I’ve been asked ALOT for pictures of our team’s build season process.
A build season process that shows monocoque and the tools the team uses to make the robots. Pictures are worth a thousand words. It’s hard to convince people that it’s not a difficult process.
In 2005, we built the first bot in the basement of a church. That basement was a workshop for MONKS. We used some of the tools in the workshop the MONKS used to build the 2005 robot.
In conjunction with Wayne, our team photographer expert, I have FINALLY after SIX months of torcher, uploaded most all of our pictures.
Click on each year, and go to BUILD SEASON. There are in most cases over 400+ pictures in each build season. Wayne has a happy trigger finger for some reason. Thank you Wayne.
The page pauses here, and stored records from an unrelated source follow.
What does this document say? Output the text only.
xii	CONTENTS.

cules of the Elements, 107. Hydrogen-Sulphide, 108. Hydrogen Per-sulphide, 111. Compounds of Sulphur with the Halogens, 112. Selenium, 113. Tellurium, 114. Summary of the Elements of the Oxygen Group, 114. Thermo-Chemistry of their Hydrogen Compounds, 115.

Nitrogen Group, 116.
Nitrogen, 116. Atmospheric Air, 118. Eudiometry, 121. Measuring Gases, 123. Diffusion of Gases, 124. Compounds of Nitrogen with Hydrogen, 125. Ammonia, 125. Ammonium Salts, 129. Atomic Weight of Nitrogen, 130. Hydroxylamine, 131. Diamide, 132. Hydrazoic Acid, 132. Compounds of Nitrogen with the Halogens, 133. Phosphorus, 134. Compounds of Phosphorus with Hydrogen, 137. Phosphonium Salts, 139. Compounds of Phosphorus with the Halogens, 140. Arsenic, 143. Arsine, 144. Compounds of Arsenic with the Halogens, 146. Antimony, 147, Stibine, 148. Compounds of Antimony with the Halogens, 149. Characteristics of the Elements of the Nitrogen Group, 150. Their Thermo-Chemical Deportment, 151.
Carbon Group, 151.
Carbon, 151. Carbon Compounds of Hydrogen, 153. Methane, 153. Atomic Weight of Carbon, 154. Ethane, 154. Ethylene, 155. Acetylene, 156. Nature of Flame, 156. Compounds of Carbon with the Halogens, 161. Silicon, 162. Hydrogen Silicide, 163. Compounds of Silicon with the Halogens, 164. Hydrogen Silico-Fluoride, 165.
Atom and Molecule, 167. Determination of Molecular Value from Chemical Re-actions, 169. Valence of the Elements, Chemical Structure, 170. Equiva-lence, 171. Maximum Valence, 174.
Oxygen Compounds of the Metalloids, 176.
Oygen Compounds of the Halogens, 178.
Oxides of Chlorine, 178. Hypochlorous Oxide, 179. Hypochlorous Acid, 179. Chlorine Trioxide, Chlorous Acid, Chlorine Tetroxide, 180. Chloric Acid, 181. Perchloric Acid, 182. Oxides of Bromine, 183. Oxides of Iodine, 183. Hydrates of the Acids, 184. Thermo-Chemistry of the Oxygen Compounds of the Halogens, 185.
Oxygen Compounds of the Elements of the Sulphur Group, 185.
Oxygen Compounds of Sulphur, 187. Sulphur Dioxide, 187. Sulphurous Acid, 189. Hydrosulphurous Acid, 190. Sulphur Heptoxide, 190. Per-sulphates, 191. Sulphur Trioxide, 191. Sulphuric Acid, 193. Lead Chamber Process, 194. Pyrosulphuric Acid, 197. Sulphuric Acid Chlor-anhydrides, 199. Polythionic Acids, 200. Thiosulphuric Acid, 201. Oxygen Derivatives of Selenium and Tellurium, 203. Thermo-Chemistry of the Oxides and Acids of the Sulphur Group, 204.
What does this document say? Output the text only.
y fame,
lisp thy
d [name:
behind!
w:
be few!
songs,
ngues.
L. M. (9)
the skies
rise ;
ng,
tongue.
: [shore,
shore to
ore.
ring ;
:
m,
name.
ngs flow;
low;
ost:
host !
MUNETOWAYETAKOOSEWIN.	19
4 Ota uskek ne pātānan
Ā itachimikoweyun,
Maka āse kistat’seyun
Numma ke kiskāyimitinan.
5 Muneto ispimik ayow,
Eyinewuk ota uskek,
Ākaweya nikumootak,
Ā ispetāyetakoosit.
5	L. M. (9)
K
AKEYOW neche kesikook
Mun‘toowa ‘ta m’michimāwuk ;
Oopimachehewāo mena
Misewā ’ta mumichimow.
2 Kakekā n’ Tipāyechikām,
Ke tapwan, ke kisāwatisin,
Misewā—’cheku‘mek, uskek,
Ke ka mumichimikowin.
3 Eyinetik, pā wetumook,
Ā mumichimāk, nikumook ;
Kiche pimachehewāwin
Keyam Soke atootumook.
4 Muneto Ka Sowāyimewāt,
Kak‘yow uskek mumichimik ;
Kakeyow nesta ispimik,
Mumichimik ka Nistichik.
I like how your team decided that points were awarded if a robot Hurls…
These pictures are great for seeing how some of these robots have come together.
Since you brought up past questions about the ease of using monocoque, I’ll ask one: How do you go about determining what kind of supports, if any, a part will need? Is it calcuation? Good CAD? Lucky guessing?
“How do you go about determining what kind of supports, if any, a part will need? Is it calcuation? Good CAD? Lucky guessing?”
All three to some extent, plus some experience. If you were trying to design “on the edge” and make it as light as possible and no stronger than absolutely necessary you would need to do a lot of calculations and design iterations, but this takes too long for a 6 week build.
We use Inventor to concept and design the robots, starting with block shapes. Once the generic shapes are the right dimensions, we go back and visualize where and how many bulkheads will be necessary. This relies on experience, but the CAD drawings make it much easier to visualize the stresses on the parts. The nice thing about monocoque is that it IS quick to build, so you can easily try something to see if it works. If it doesn’t, you’re not out much time or material.
Of course, in a rushed build with a design that was hashed out in a couple weeks, there are usually a few, “Whew, I’m glad that worked!” moments at the end.